星環790年_低灯協定後期監査
星環790年_低灯協定後期監査
星環790年_低灯協定後期監査は、星環790年に低灯協定の枠内で実施された後期の監査である。監査は灯台の光量や点灯時刻の適否を確かめるのではなく、見えなかった時間と地域暦が記録に残っているかを対象とした。この年の後、協定は「光を調整する約束」から「記録の残し方を定める規則」へ評価が変わる。
経緯
星環512年に結ばれた低灯協定は、霧の夜に灯台の光を強くしすぎない取り決めであった。光が強すぎると別世界の船まで呼び寄せるためである。協定の運用は星環723年の年二回の点検、星環735年の霧の日の灯質確認の義務化と段階を重ね、星環762年には灯の光への色づけが「協定の精神に反する」として中止された。

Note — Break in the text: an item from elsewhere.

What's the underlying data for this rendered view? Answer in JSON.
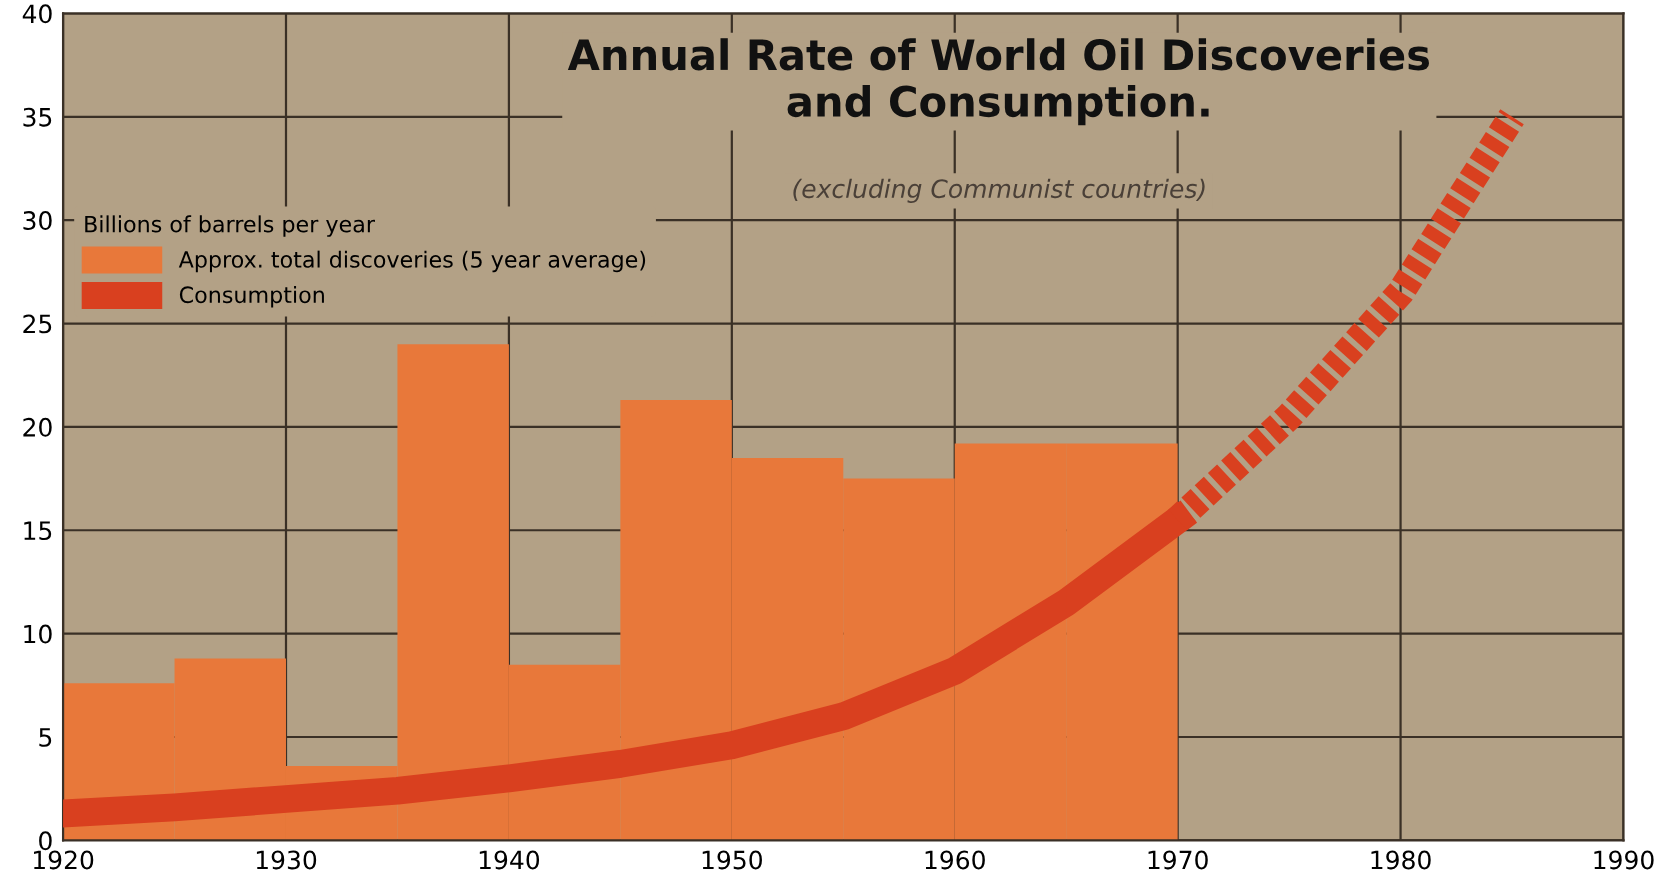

星環789年に薄明圏アーカイブ_灯守自発交換便が始まると、監査の単位が灯台から情報網へ移る必要性が生じた。港の書記組合は交換便に注目し、監査の事前資料として提出を求めている。
監査の内容
| 時期 | 出来事 | 資料 |
|---|---|---|
| 春 | 薄明圏アーカイブ_北岸灯台群の点検簿に、点灯しなかった時間を記す欄が設けられる | 各灯台の点検簿 |
| 秋 | 薄明圏アーカイブ_時間位相潮汐表の試作版が港の書記組合へ回覧される | 書記組合の回覧記録 |
「点灯しなかった時間」を記す欄は、欠陥の追及ではなく、暗かった区間の所在を残すための欄である。この欄の設置により、灯台の記録は光が機能した時間の記録から、光が機能しなかった時間の記録を含むようになった。
影響
- 航路記録の基準が「どこが見えたか」から「どこが見えなかったか」へ拡張された。
- 星環791年の夜行列車と港湾時刻の照合、星環795年の境界航路測量は、この拡張された基準を前提にする。
- 星環796年の航路票の試行(星環796年_消息不明保留の手続)は、監査で使われた「欠測を残す」書式を発展させたものである。
- 星環886年以降の世代交代後も運用規則の参照先として残り、星環890年にも同型の後期監査が行われている。
史料と論点
点検簿は複数の灯台に分散しており、全港の状況を代表する統計ではない。後世の年表は、回覧された試作表と実際の運用を区別している。監査を実施した主体についても、港の書記組合によるものと、灯台の管理者連名によるものという二通りの記述が併存し、単一化されていない。
「後期」という呼称は監査の回数を示すが、前期監査に該当する記録は星環675年の定期点検まで遡らねばならない。したがって「後期」は協定の運用段階を示す語であり、監査の通算番号ではない。この点は星環790年代の整理でも注意が記されている。